Do you eat shrimp heads ? or have you got any interesting recipes for using them up?
- 1 litre / 4 cups of shellfish or fish stock
- 1 live lobsters, weighing around 700g / 1.5lbs
- 12 shrimps / prawns
- 2 tablespoons olive oil
- 1 carrot, chopped
- 2 celery sticks, chopped
- 3 large banana shallots, chopped
- 2 cloves garlic, crushed
- 2 sprigs fresh thyme
- 1 bunch fresh tarragon
- 2 tablespoons tomato paste
- 230g /1 cup medium brandy
- 120g / ½ cup long-grain white rice
- 230g / 1 cup cream
- Pinch of cayenne pepper
- Bring your shellfish stock to the boil, plunge in the lobster, and cook for 6 minutes. then remove from the stock to cool.
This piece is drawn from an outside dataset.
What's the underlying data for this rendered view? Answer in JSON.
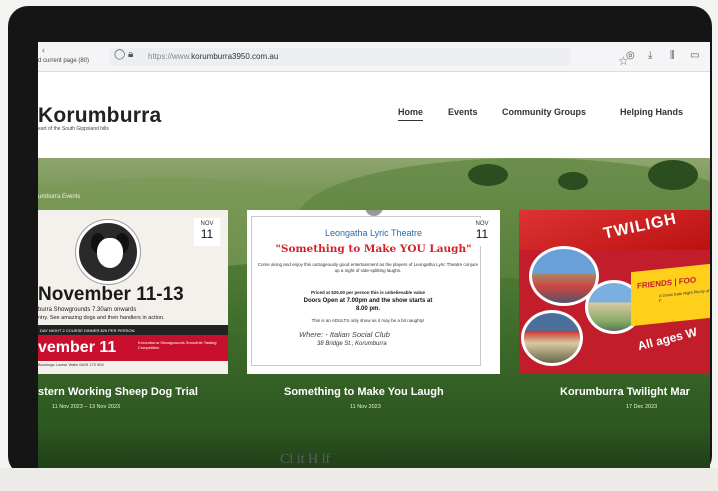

- Next add your shrimps or prawns into the boiling stock and cook for 30 seconds, remove from the stock and allow to cool
- Once the shellfish is cool enough to handle remove the meat from the claws and tails, chop up, and reserve till later.
- Next chop up the shells and heads, heat your olive oil in a pan, and saute over a high heat for 2 minutes.
- Turn the heat down and add your carrot, celery, shallots, and garlic. Cover the pot with a lid and sweat for 10 minutes.
- Next add the brandy and cook till its evaporated. Than in goes tomato puree, thyme and tarragon followed by the stock you cooked the shellfish in.
- Bring everything to the boil and simmer the soup for 40 minutes.
- Once cooked strain the bisque through a colander into a clean pot making sure to extract as much liquid as possible.
- Add the rice to the shellfish bisque and cook for a further half hour.
- Once the rice is tender whizz the soup in a food processor and pass it through a fine sieve. Than add in the reserved shellfish, cream, cayenne and a pinch of salt.
- Allow your busque to simmer gently for 2 minutes so the shellfish warms through before serving.